1612.01925 - hassony2/inria-research-wiki GitHub Wiki
CVPR 2017
[arxiv 1612.01925] FlowNet 2.0: Evolution of Optical Flow Estimation with Deep Networks [PDF] [code] [pytorch-code] [notes]
Eddy Ilg, Nikolaus Mayer, Tonmoy Saikia, Margret Keuper, Alexey Dosovitskiy, Thomas Brox
read 22/01/2018
CVPR 2017
Objective
Improve upon FlowNet to provide accurate estimation of optical flow
Performs on par with SOTA methods, while being fast (roughly 8 fps)
Trained on static background ?!
Synthesis
Different networks
FlowNetS(imple)
Encoder-decoder network which takes a stack of two rgb images (input channel of size 6=2*3) and produces flow estimates after downsampling and upsampling with skip connections (like in hourglass network)
FlowNetC
Explicitly expresses correlation between feature maps.

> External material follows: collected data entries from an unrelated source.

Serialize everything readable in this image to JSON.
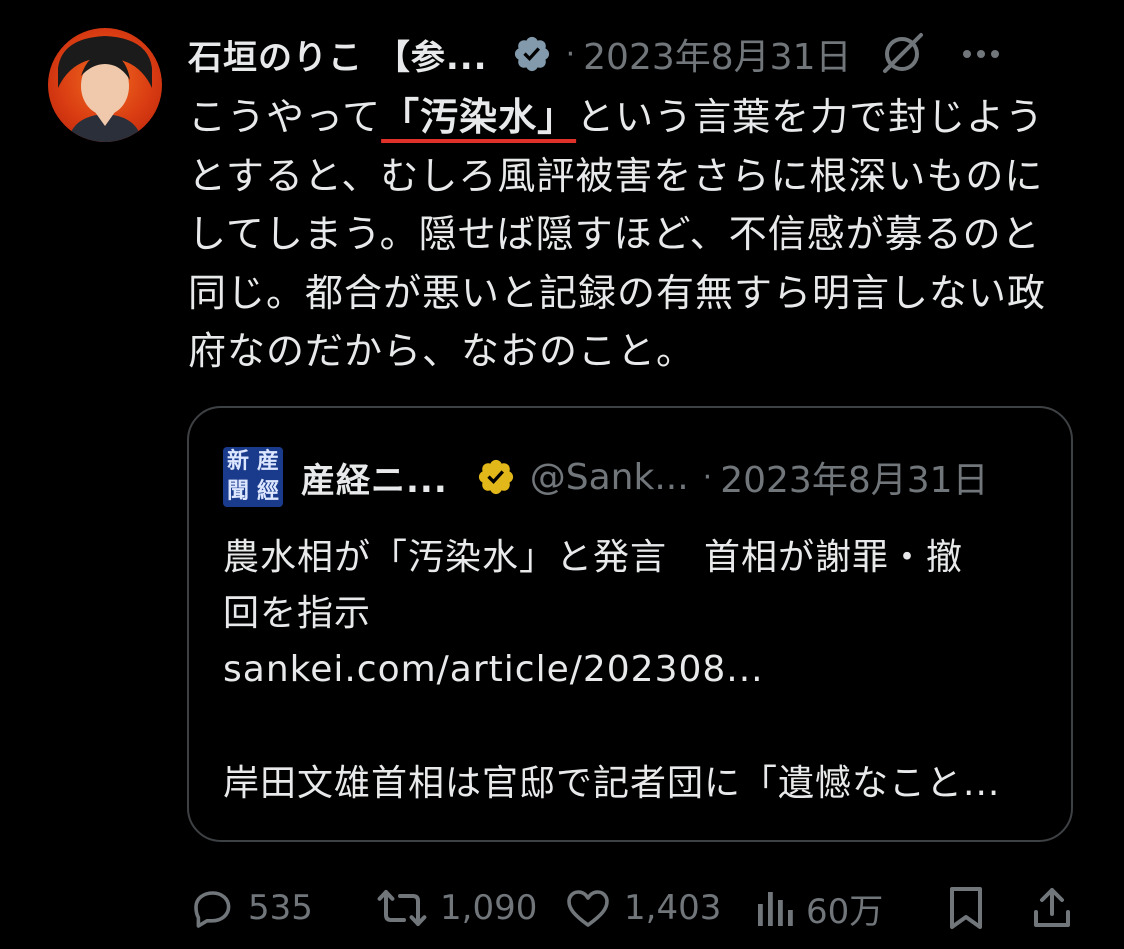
{
  "post": {
    "author_name": "石垣のりこ 【参...",
    "dot": "·",
    "date": "2023年8月31日",
    "text_before": "こうやって",
    "text_highlight": "「汚染水」",
    "text_after": "という言葉を力で封じようとすると、むしろ風評被害をさらに根深いものにしてしまう。隠せば隠すほど、不信感が募るのと同じ。都合が悪いと記録の有無すら明言しない政府なのだから、なおのこと。",
    "icons": [
      "verified-badge-icon",
      "grok-icon",
      "more-icon"
    ]
  },
  "quote": {
    "logo_chars": [
      "産",
      "經",
      "新",
      "聞"
    ],
    "author_name": "産経ニ...",
    "handle": "@Sank...",
    "dot": "·",
    "date": "2023年8月31日",
    "line1": "農水相が「汚染水」と発言　首相が謝罪・撤",
    "line2": "回を指示",
    "line3": "sankei.com/article/202308...",
    "line4": "岸田文雄首相は官邸で記者団に「遺憾なこと..."
  },
  "actions": {
    "replies": "535",
    "reposts": "1,090",
    "likes": "1,403",
    "views": "60万"
  },
  "colors": {
    "background": "#000000",
    "text": "#e7e9ea",
    "muted": "#71767b",
    "verified_gray": "#829aab",
    "verified_gold": "#e2b719",
    "underline_red": "#e0302a",
    "quote_border": "#3e4144"
  }
}
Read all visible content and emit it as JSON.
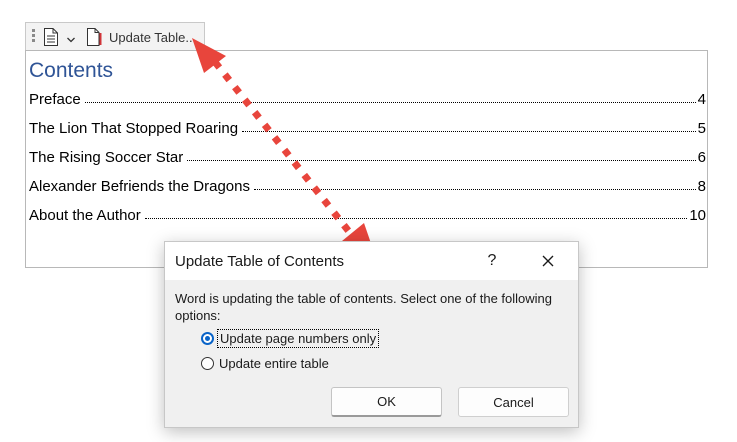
{
  "toolbar": {
    "update_table_label": "Update Table...",
    "icons": [
      "document-icon",
      "chevron-down-icon",
      "update-document-icon"
    ]
  },
  "toc": {
    "title": "Contents",
    "entries": [
      {
        "title": "Preface",
        "page": "4"
      },
      {
        "title": "The Lion That Stopped Roaring",
        "page": "5"
      },
      {
        "title": "The Rising Soccer Star",
        "page": "6"
      },
      {
        "title": "Alexander Befriends the Dragons",
        "page": "8"
      },
      {
        "title": "About the Author",
        "page": "10"
      }
    ]
  },
  "dialog": {
    "title": "Update Table of Contents",
    "help_label": "?",
    "message": "Word is updating the table of contents.  Select one of the following options:",
    "options": [
      {
        "label": "Update page numbers only",
        "selected": true
      },
      {
        "label": "Update entire table",
        "selected": false
      }
    ],
    "ok_label": "OK",
    "cancel_label": "Cancel"
  },
  "colors": {
    "title_blue": "#2f5496",
    "arrow_red": "#e8453c",
    "radio_blue": "#0a64c8"
  }
}
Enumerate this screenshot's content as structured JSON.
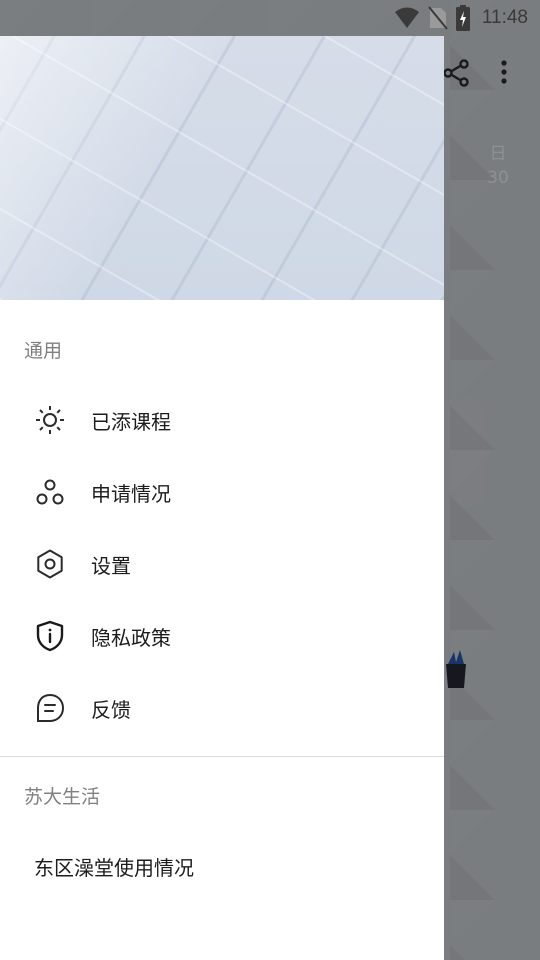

The correlation layer was introduced in the first version of FlowNet and compares feature map patches from the two images (this layer has therefore no trainable weights)
It does so by summing the scalar products of feature map values (each scalar product spans accross the channel dimension for a single spatial position) accross the matching locations in two square patches (one in each feature map). In practice the correlations are computed only accross a limited displacement d (patches close in the two images are compared) In practice, for each displacement, a correlation value is outputted, and arranged in the channel dimension which gives d^2 channels in the output which are concatenated with convolved features of one of the original images.
Two images are separately processed by convolutional layers before merging to one feature map using correlation layer
Stacking networks
Stacking of two networks
The idea is to refine the first prediction. Optionnaly, the following inputs are used for the second network :
- input second image is warped to the first using the estimate of the flow produced by the first network.
- error between first image and warped second images
Experiments
FlowNetC and FlowNetS comparison
FlowNetC outperforms FlowNetS on KITTI dataset
2 Stacked networks
Best results are obtained by fixing the weights of first network and training only the second one
Warping improves the results in all scenarios
Stacking more networks with identical weights did not improve the results, neither did finetuning such a stack.
However, stacking (potentially different) networks with different weights and training them one at the time (freeze early networks and train only the one on top) does improve the final results.
Mutlitple small networks (obtained by reducing the size of the channel dimension) outperform a single larger network. (FlowNet2-ss > FlowNet2-C | FlowNet2-S)